How much have they profited from this freedom from liability? Enough to acquire companies to consolidate their reach and restore potential “real time reach.”
Second, the Supreme Court’s decisions should leave the door open for the Internet Media Companies ownership to be restricted by the FCC to limit reach and protect public interest.
For all those who thought Social Media would strengthen the American Experiment by making it easier for all voices to be heard, I hope I have explained why that can not happen as long as it is possible to profit from anyone with money and celebrity to exploit “Real Time Reach” to stir divide and destroy friendships and family.
When the Internet emerged in the late 1990’s, the government gave Social Media companies unprecedented freedom to profit with no restriction on scale of ownership and consolidation. Meanwhile, internet media companies have used those profits to acquire companies that expand their reach (and shelved technology to perpetuate the myth that threats to their freedom to profit, like digital ID verification, is impossible). To protect public interest and preserve a free market for ideas, the FCC should apply the same ownership restrictions across all media technologies. To correct the past, re-consider the Fairness Doctrine for digital media - which is inherently more capable than analog media of designing it into their algorithm and being held accountable. The outcome will be to add friction to the “real time reach” - only made possible by modern technology and never anticipated when crafting the Free Speech amendment - and allow the cream, democracy should nurture, to rise to the top.
Third, here’s why the Supreme Court should reverse Citizens United vs. FEC.
The Netchoice case vs new laws in Florida and Texas to protect emerging leaders from censorship is naive to the de facto censorship power of “real time reach” that only the very endowed leaders can afford, thanks to Citizens United vs. FEC. Social Media companies are quick to take their money to weaponize “real time reach” and use those funds to increase their exclusive reach, essentially eliminating a free market of ideas. How much money would be removed, to level the playing field, if Citizens United vs. FEC were reversed or at least capped? How many alternative channels would then emerge to create more friction to “real time reach” as in the days of cable? If the Supreme Court can reverse Roe vs. Wade, why not reverse Citizens United?
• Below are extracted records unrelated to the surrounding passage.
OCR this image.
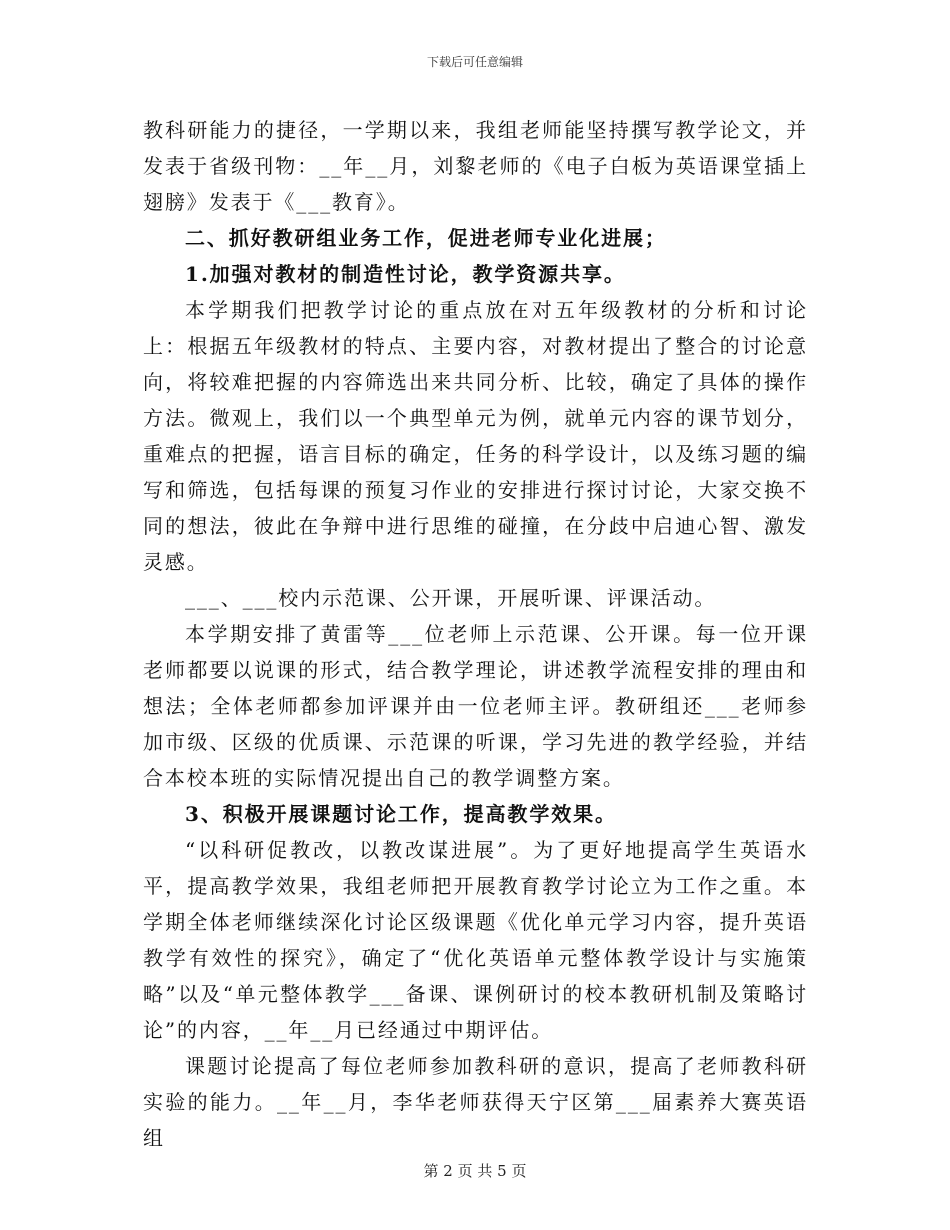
下载后可任意编辑

教科研能力的捷径，一学期以来，我组老师能坚持撰写教学论文，并发表于省级刊物：__年__月，刘黎老师的《电子白板为英语课堂插上翅膀》发表于《___教育》。

二、抓好教研组业务工作，促进老师专业化进展；

1.加强对教材的制造性讨论，教学资源共享。

本学期我们把教学讨论的重点放在对五年级教材的分析和讨论上：根据五年级教材的特点、主要内容，对教材提出了整合的讨论意向，将较难把握的内容筛选出来共同分析、比较，确定了具体的操作方法。微观上，我们以一个典型单元为例，就单元内容的课节划分，重难点的把握，语言目标的确定，任务的科学设计，以及练习题的编写和筛选，包括每课的预复习作业的安排进行探讨讨论，大家交换不同的想法，彼此在争辩中进行思维的碰撞，在分歧中启迪心智、激发灵感。

___、___校内示范课、公开课，开展听课、评课活动。

本学期安排了黄雷等___位老师上示范课、公开课。每一位开课老师都要以说课的形式，结合教学理论，讲述教学流程安排的理由和想法；全体老师都参加评课并由一位老师主评。教研组还___老师参加市级、区级的优质课、示范课的听课，学习先进的教学经验，并结合本校本班的实际情况提出自己的教学调整方案。

3、积极开展课题讨论工作，提高教学效果。

“以科研促教改，以教改谋进展”。为了更好地提高学生英语水平，提高教学效果，我组老师把开展教育教学讨论立为工作之重。本学期全体老师继续深化讨论区级课题《优化单元学习内容，提升英语教学有效性的探究》，确定了“优化英语单元整体教学设计与实施策略”以及“单元整体教学___备课、课例研讨的校本教研机制及策略讨论”的内容，__年__月已经通过中期评估。

课题讨论提高了每位老师参加教科研的意识，提高了老师教科研实验的能力。__年__月，李华老师获得天宁区第___届素养大赛英语组

第 2 页 共 5 页
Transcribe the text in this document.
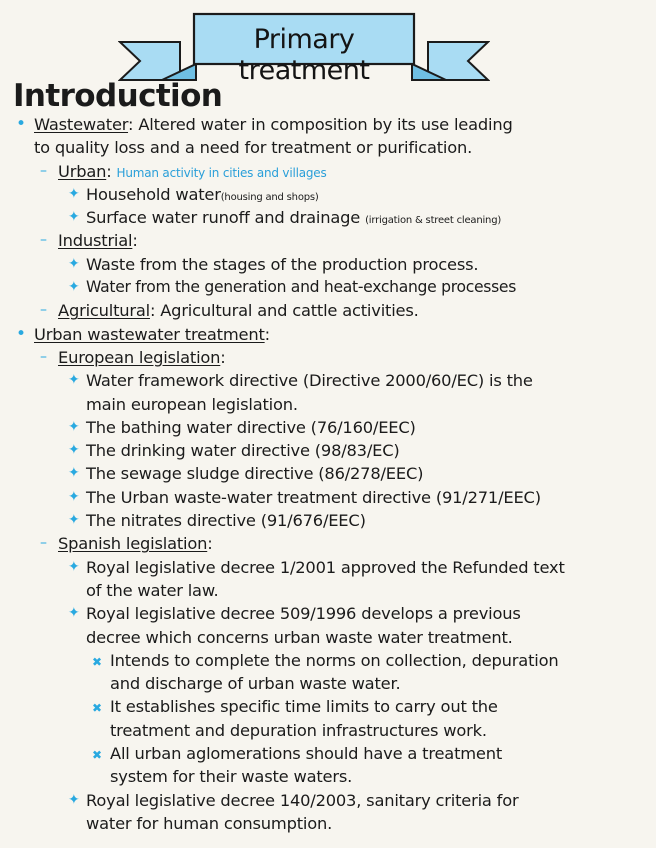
Primary treatment
Introduction
• Wastewater: Altered water in composition by its use leading
to quality loss and a need for treatment or purification.
– Urban: Human activity in cities and villages
✦ Household water(housing and shops)
✦ Surface water runoff and drainage (irrigation & street cleaning)
– Industrial:
✦ Waste from the stages of the production process.
✦ Water from the generation and heat-exchange processes
– Agricultural: Agricultural and cattle activities.
• Urban wastewater treatment:
– European legislation:
✦ Water framework directive (Directive 2000/60/EC) is the
main european legislation.
✦ The bathing water directive (76/160/EEC)
✦ The drinking water directive (98/83/EC)
✦ The sewage sludge directive (86/278/EEC)
✦ The Urban waste-water treatment directive (91/271/EEC)
✦ The nitrates directive (91/676/EEC)
– Spanish legislation:
✦ Royal legislative decree 1/2001 approved the Refunded text
of the water law.
✦ Royal legislative decree 509/1996 develops a previous
decree which concerns urban waste water treatment.
✖ Intends to complete the norms on collection, depuration
and discharge of urban waste water.
✖ It establishes specific time limits to carry out the
treatment and depuration infrastructures work.
✖ All urban aglomerations should have a treatment
system for their waste waters.
✦ Royal legislative decree 140/2003, sanitary criteria for
water for human consumption.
Social Media technology exploitation is the reason we have such bad choices to choose from on Election Day. My hypothesis is that leaders, whose intent is to divide and conquer, weaponize “real time reach” to drown out leaders with more organic followers. These leaders whose intent is to build something better, strengthen with time, debate, conversation. The higher standards of legacy media are the result of FCC rules that incentivized the clearance department to force content producers to think before they speak. Social Media companies need to be incentivized to create these higher standards. They may create even better more accountable standards. They may even find that higher standards make their “real time reach” more valuable because standards improve credibility. These decisions will free future leaders to slowly emerge the hard and honest way, as Abraham Lincoln and Malcolm Luther King did, to empower others, more than themselves, to build something better.
Commenters: Can we agree that this internet legal experiment has failed:
to protect individual free speech and public interest,
to protect young individuals from being damaged by internet media design to maximize profits
to preserve the natural friction that “tests” emerging leaders?
Also welcome any ideas that are better than the specific proposals I’ve made here to correct these failures.